Early music is rife with puzzles that intrigue and perplex. From cryptic canons and illustrated scores to the simultaneous declamation of multiple texts, composers, poets, and scribes crafted works that obscure meaning through complex symbolism, drawing upon a vast body of esoteric cultural knowledge. The unique intermediality of early music demands diverse methodologies to study and/or perform a single musical work, affording countless opportunities to productively advance interdisciplinary scholarship.
This roundtable newly interrogates the symbolism and intermediality of early music that has inspired musicologists—notably Anne Walters Robertson—to probe beneath indecipherable surfaces in search of elusive ideas, imagery, and meanings. Lawrence Earp tests the limits of symbolism in a motet fragment attributed to Philippe de Vitry that is saturated with juxtapositions, asking, to what extent is the theme of opposites obscure or obvious? Similarly, Michael Anderson considers how modern analytical methods conceal solutions to familiar problems, prioritizing the imagery of the unconventional model for Pierre de la Rue’s Credo L’amour du moy that unlocks the interplay between sacred and secular elements. The last three speakers focus on the interpretive potential of religious contextualization.
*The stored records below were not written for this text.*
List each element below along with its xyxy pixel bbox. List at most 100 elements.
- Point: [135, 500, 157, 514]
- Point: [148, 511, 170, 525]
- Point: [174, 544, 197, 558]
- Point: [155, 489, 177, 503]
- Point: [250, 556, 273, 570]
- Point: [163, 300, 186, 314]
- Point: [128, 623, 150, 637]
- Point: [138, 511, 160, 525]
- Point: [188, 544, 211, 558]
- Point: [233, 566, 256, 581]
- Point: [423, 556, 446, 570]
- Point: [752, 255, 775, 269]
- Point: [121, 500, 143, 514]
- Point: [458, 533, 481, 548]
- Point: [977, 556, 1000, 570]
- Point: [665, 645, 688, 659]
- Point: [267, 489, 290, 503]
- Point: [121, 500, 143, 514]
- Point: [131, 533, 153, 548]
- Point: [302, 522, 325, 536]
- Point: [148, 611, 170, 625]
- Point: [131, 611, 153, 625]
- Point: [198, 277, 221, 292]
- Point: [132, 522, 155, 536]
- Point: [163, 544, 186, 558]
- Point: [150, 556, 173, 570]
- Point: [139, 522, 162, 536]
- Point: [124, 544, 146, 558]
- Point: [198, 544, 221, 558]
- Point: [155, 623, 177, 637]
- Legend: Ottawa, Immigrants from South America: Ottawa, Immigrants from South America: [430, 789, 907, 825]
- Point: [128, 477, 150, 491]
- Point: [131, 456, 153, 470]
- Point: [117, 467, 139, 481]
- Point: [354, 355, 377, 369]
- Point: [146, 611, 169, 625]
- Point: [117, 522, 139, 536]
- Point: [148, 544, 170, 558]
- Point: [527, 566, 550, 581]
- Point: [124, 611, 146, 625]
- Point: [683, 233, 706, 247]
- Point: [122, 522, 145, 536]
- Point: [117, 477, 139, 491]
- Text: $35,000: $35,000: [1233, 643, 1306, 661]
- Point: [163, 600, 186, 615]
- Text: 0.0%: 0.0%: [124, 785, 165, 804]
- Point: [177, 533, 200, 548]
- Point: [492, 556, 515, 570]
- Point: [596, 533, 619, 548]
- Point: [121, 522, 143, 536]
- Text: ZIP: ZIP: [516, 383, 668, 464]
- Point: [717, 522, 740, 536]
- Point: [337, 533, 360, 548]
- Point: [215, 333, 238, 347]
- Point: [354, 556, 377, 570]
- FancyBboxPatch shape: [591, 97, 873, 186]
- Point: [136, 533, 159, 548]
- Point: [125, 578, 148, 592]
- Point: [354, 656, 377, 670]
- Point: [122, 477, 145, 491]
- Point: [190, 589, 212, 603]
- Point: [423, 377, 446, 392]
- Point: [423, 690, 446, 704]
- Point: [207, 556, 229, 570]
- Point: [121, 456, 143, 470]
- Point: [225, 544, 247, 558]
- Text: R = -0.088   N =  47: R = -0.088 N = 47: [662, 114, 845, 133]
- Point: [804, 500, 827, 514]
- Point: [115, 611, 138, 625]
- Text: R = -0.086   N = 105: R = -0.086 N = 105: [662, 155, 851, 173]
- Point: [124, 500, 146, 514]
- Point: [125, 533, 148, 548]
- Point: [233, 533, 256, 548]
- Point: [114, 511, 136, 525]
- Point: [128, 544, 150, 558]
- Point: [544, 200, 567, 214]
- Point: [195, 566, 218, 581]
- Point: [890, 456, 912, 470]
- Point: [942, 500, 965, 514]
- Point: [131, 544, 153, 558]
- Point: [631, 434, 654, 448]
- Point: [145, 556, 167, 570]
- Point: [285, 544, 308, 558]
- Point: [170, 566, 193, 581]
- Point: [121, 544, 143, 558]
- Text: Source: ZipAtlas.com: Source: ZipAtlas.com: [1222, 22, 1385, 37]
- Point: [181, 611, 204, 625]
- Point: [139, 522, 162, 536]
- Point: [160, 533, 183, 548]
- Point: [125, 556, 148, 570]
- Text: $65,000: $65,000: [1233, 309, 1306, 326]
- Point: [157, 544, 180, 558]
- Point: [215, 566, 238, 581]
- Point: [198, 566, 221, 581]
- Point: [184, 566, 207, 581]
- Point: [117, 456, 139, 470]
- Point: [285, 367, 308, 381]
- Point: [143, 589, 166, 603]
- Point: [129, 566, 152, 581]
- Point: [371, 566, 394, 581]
Examining the intersecting spatial and musical symbolism of processions in the Birgittine Abbey at Vadstena, Michelle Urberg emphasizes the complementarity of church design, ritual, and saintly visions. Studying eighteenth-century Mexico City Cathedral, Dawn De Rycke embraces the cultural complexity of a newly composed hymn melody for the Feast of the Five Wounds of Jesus through the interplay of intertexts linking Eucharistic devotion to Spanish identity. In a concluding reflection on the role of religion in the toolbox of early music research, M. Jennifer Bloxam explores the methodological implications of incorporating religious ideas and practices into musical analysis through the lens of the newly discovered cantus firmus of Jacob Barbireau’s only extant motet, Osculetur me.
Supported by the versatile and innovative methodologies of these contributions, this roundtable aims to foreground the unique potential of early music scholarship to advance interdisciplinarity by uncovering increasingly diverse networks of cultural meaning.